In that stretch, league
officials canceled the All-Star Game, the annual outdoor Winter Class
game and hundreds of regular season games. And they threatened to scrap
the entire campaign -- like they did for the 2004-2005 season, which was
also due to labor strife -- if a deal couldn't be reached in January.
But one was reached, on
January 12, when the NHL Players' Association ratified a new collective
bargaining agreement. The schedule came out that night, giving teams one
week to get together, get in shape and get ready for the new season.
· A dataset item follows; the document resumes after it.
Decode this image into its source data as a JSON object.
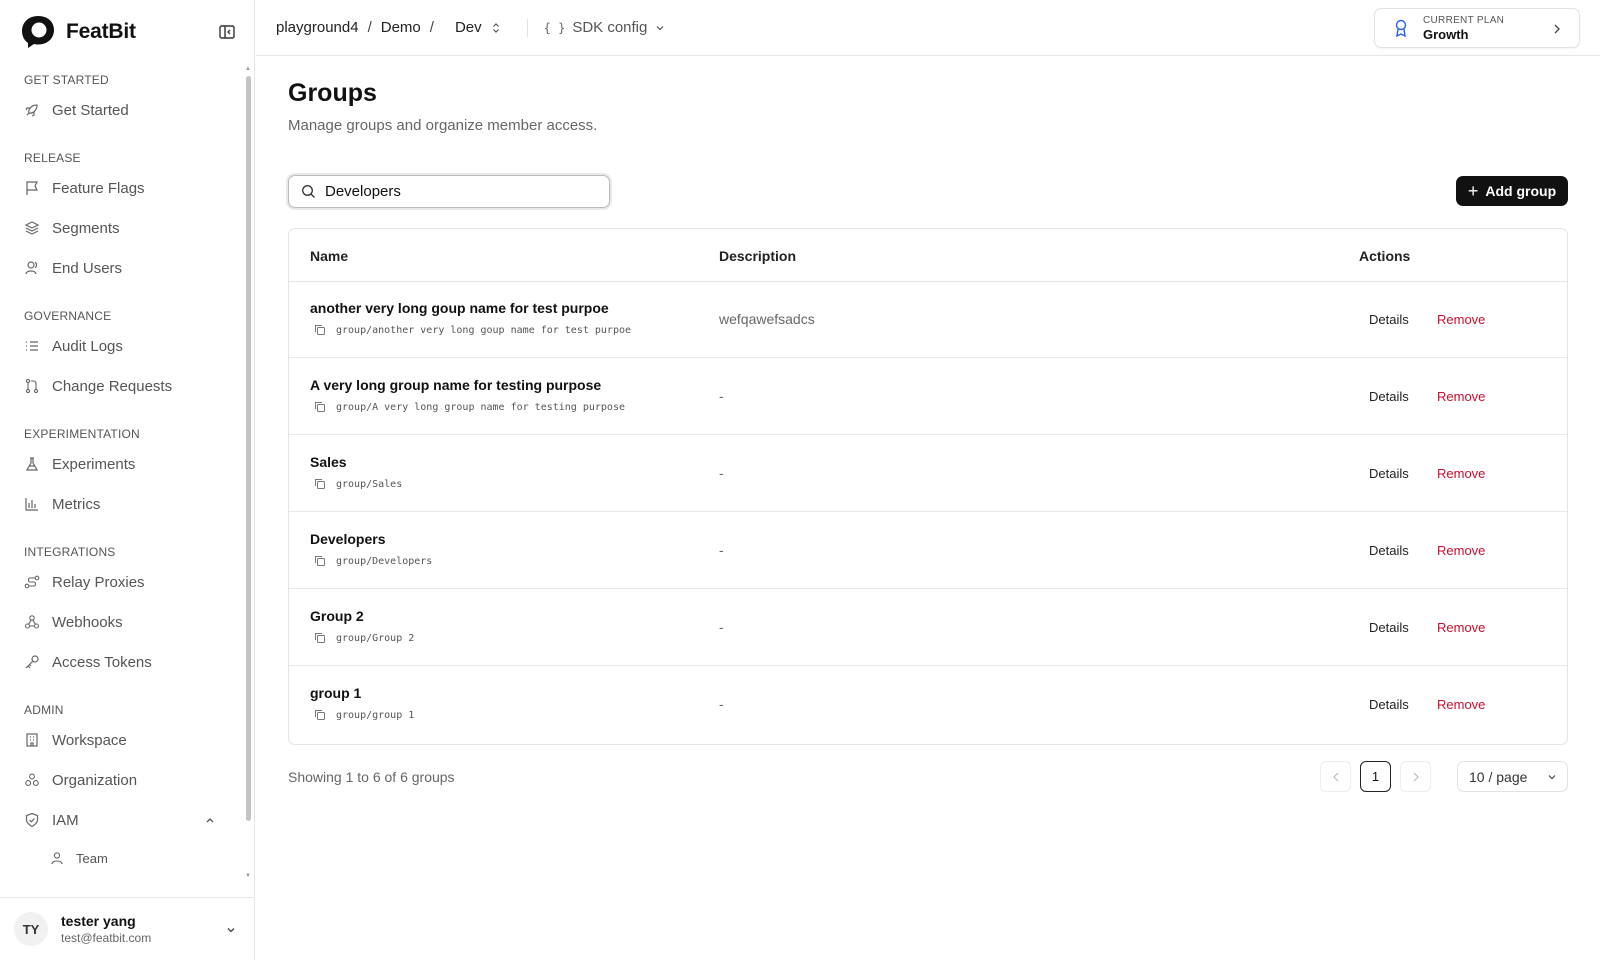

On Saturday, they were back.
Those back on the ice
included the Los Angeles Kings, nine months removed from winning the
franchise's first Stanley Cup championship despite being one of the two
lowest-seeded squads in the playoffs.
A raucous Staples Center crowd reveled in their return, as the championship banner was raised aloft.
The team's captain,
Dustin Brown, said the response was great. But, mostly, he and other
players were just itching to get back on the ice.
"It's a pretty proud moment for the team," he told NBC. "But as players we just wanted to get it up there and start playing."
The game did not quite work out the Kings' way. They fell to the Chicago Blackhawks, 5-2.